Ryan Piers Williams
screenwriter to watch
Born and raised in El Paso, TX, Ryan Piers Williams is a filmmaker with over 20 years of experience. Williams attended the University of Texas at Austin and graduated from the School of Cinematic Arts at the University of Southern California. Upon graduation, he worked for Steven Soderbergh and George Clooney on several productions including Ocean’s 12, Ocean’s 13, Goodnight and Good Luck, and The Good German.
Williams wrote and directed the feature film, The Dry Land, which premiered at the 2010 Sundance Film Festival in the Dramatic Competition. The Dry Land follows a U.S. soldier returning home from war as he struggles to reconcile his experiences abroad with the life and family he left in Texas. The Dry Land stars Ryan O’nan, America Ferrera, Melissa Leo, Wilmer Valderrama and Jason Ritter. The Dry Land won the Grand Jury Prize at the Dallas International Film Festival, the Best International Feature Award at the Edinburgh International Film Festival, a Voice Award, and was released theatrically and digitally.
Williams wrote, directed, produced, and stars in his second feature film, X/Y, alongside America Ferrera, Melonie Diaz, Common, Amber Tamblyn, David Harbour, and Dree Hemingway. X/Y, a drama that looks at the complicated love lives of a group of friends in New York City, premiered at the 2014 Tribeca Film Festival and was released in 2015.
Williams is currently developing his next feature film, Staring at the Sun. Staring at the Sun was recently awarded the San Francisco Film Society / KRF Filmmaking grant for screenwriting.
Credits: The Dry Land (Writer/Director) , X/Y (Writer/Director/Actor/Producer)
How did you break in or get your start in screenwriting?

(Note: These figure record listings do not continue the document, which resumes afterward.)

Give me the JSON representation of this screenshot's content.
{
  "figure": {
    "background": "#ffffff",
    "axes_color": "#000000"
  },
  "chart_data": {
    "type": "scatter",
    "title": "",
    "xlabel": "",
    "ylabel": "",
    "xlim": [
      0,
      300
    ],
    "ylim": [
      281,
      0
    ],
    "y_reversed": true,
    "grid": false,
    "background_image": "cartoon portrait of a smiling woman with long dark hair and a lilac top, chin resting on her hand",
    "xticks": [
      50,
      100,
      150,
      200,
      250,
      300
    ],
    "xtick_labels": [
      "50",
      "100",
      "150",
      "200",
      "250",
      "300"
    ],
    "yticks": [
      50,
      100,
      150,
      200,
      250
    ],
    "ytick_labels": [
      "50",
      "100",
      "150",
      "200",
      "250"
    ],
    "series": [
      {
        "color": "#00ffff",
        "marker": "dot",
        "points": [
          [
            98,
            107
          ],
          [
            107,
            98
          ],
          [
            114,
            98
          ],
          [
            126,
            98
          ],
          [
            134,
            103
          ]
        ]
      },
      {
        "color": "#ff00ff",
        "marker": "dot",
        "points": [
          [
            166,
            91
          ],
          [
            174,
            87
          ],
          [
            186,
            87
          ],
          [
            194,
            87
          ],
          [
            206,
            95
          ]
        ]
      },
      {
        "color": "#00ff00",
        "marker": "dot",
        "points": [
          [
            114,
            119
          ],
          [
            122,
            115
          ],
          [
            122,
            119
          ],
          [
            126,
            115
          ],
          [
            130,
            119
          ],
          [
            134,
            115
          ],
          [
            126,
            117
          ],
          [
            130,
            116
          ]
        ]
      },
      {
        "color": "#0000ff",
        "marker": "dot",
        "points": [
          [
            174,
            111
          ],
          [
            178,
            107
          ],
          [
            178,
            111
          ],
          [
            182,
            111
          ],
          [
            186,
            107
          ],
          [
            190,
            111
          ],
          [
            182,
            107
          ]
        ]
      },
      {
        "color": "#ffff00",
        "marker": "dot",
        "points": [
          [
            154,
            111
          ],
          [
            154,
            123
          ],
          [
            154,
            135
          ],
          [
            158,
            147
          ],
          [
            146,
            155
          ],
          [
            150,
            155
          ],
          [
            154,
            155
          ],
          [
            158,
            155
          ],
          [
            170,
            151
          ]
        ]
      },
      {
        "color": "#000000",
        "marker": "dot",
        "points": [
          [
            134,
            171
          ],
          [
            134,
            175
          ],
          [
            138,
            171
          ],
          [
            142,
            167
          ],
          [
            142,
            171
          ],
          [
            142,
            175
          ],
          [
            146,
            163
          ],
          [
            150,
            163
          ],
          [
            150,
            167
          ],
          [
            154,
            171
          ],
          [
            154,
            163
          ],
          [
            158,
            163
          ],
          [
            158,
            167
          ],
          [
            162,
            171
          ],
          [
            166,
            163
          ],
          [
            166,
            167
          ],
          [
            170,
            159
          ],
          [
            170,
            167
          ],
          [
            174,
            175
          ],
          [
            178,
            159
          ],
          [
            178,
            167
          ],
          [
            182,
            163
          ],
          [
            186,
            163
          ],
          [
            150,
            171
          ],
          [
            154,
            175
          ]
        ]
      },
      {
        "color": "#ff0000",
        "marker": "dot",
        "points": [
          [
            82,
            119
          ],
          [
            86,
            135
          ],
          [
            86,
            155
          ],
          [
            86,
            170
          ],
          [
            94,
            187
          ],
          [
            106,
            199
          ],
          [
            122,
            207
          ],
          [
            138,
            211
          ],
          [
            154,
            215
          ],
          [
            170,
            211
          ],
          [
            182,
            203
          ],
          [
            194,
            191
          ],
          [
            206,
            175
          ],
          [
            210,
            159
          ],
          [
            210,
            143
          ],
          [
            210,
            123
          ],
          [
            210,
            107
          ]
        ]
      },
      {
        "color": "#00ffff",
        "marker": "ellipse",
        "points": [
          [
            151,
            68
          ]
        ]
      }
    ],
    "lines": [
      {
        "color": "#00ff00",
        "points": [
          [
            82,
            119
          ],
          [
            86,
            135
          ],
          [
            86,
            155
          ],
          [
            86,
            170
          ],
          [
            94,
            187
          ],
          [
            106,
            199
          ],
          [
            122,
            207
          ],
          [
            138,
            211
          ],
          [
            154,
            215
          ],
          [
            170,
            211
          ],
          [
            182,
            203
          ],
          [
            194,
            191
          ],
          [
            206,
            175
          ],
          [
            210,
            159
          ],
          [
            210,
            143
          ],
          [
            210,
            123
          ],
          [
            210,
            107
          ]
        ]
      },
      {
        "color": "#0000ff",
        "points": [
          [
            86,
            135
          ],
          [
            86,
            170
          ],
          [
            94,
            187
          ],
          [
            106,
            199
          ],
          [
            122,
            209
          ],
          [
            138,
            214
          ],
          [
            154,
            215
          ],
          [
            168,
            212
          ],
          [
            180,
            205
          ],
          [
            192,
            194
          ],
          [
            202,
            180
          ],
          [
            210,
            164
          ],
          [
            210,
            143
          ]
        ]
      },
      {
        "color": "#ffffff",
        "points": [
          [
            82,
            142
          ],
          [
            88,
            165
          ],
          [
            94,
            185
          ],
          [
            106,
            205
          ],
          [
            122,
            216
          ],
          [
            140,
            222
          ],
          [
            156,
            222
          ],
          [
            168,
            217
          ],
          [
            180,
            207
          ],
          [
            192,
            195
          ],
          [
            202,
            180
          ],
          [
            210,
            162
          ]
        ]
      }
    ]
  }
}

After I graduated from USC, I started writing my first screenplay, The Dry Land. I was inspired to write the film after reading several news articles about soldiers coming home from Iraq and struggling with PTSD. At the time, there were no films being made that explored this experience with the depth and honesty that the subject matter demanded. I started writing the film with the intention of making the film no matter how long it took. Fortunately, after writing for two years, I was able to pull together an amazing team of collaborators that believed in the script, and together we were able to make the film.
What are some of the biggest lessons you’ve learned?
The journey of writing a screenplay can be exhausting, messy, terrifying, and in brief moments…joyful. It’s important to be fearless along this journey. That means if something doesn’t work, don’t be afraid to destroy it and go back to the drawing board. You have to always follow the thread of honesty and trust that it will lead you to the heart of what wants to come through.
What’s the hardest scene or project you’ve ever had to write? How did you navigate the challenge?
There is a scene in The Dry Land where the main character, James, travels to Walter Reed to visit his buddy who lost his legs during an attack in Iraq. James doesn’t remember what happened during the attack and asks his friend for details. James finds out that he was responsible for the attack and is the reason why his friend lost his legs. The scene is chalk full of conflicting emotions. The challenge in writing the scene was to get out all of the necessary information needed to tell the story of what happened during the attack but to also leave enough room for the actors to breath into the complexity of emotions the characters experience in the scene. I navigated the challenge by doing a great deal of work on the backstory of each of the characters, their relationship to each other, and the specifics of the attack in Iraq. By doing this work I was able to write from a place of authenticity that honored the needs of the scene and the voice of the characters.
What was a major turning point in your career?
I don’t spend too much time thinking about external factors. For me, every day is a turning point – every day I have to decide to keep going. I don’t think there is any greater turning point for a writer than the daily dedication to being on the writer’s journey.
What are you working on right now?
Right now I am developing a sci-fi film that I’ve written and will direct entitled, Staring at the Sun. The film takes place in 2060 after a massive solar event knocks out the world’s technological infrastructure making healthcare the most valuable commodity. An elite group of International Aid Workers given access to the best healthcare and technology are tasked to isolate the sick from the healthy and privileged. When a young Aid Worker finds himself in a forbidden love he must choose between a life of solitude in the Aid Program or an uncertain fate with the woman he loves.
What are some of your favorite movies?
Apocalypse Now, Tree of Life, The Goonies.
Who are some of your favorite screenwriters?
There are way too many to name.
Share a memorable experience at Austin Film Festival:
When I was 18, and going to college in Austin, I worked at the Austin Film Festival. I remember Barbara Morgan once telling me that she thought I should drop out of school and be a writer. I thought she was crazy, not for thinking I should drop out of school to pursue filmmaking, but because she thought I could be a writer! I thought the idea was absurd and totally ridiculous. I didn’t take her first piece of advice, but I finally took her second. For the record…I still think being a writer is totally absurd and absolutely ridiculous…..but it sure is a hell lot of fun!